Penganugerahan gelar ini diberikan sebagai bentuk apresiasi atas kontribusi Haikal Hasan dalam memperkuat dan mengembangkan ekosistem halal, baik di tingkat nasional maupun internasional. Peran aktifnya dalam mendorong penguatan sistem jaminan produk halal, pendidikan halal, penelitian, hingga kerjasama lintas negara dinilai memberikan dampak yang signifikan bagi perkembangan industri halal dunia.

Bagi Indonesia, penghargaan tersebut tidak hanya menjadi kebanggaan bagi seorang tokoh nasional.
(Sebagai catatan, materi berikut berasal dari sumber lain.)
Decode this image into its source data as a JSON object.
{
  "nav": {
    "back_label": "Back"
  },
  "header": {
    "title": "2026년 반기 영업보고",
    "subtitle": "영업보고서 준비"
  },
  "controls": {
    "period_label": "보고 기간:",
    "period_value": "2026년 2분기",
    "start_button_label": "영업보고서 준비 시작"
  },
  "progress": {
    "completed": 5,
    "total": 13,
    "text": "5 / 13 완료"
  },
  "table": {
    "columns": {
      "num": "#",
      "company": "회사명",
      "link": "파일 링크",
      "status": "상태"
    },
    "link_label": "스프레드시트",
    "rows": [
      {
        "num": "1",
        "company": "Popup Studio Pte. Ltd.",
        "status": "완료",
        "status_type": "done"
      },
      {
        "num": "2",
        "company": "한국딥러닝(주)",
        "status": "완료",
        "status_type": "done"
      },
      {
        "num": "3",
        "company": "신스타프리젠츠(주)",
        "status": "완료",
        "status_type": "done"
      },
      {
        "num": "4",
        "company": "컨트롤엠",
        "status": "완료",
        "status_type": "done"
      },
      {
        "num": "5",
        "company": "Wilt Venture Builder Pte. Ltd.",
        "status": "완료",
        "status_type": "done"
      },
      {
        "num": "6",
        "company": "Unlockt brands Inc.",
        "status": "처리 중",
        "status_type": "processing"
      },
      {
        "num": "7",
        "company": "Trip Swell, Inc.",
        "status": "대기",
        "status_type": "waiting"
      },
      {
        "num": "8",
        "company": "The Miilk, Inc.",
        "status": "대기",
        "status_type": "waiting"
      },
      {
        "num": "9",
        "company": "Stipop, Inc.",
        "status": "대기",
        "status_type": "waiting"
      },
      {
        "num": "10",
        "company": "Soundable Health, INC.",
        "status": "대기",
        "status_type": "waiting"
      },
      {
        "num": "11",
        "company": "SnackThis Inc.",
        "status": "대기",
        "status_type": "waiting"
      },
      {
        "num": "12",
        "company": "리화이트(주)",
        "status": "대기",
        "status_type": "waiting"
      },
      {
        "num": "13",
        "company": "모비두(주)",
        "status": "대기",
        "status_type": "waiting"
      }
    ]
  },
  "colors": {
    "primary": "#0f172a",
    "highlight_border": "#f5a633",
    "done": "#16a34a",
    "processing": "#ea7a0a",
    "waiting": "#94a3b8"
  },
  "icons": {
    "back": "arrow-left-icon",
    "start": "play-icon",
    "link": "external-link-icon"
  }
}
Lebih dari itu, pengakuan dari institusi akademik internasional menunjukkan bahwa Indonesia semakin diperhitungkan sebagai salah satu pemain penting dalam industri halal global. Seiring meningkatnya kebutuhan masyarakat dunia terhadap produk yang aman, berkualitas, dan terpercaya, konsep halal kini berkembang menjadi standar yang relevan bagi berbagai kalangan, tidak terbatas pada komunitas Muslim saja.

Haikal Hasan, yang akrab dikenal dengan sapaan Babe Haikal, menerima gelar tersebut dalam rangkaian agenda akademik dan kerja sama internasional yang melibatkan Silla University bersama BIC Halal Korea. Dalam berbagai forum yang digelar, halal dibahas sebagai sebuah ekosistem yang tidak hanya berkaitan dengan regulasi, tetapi juga mencakup aspek pendidikan, inovasi, riset, dan pengembangan sumber daya manusia.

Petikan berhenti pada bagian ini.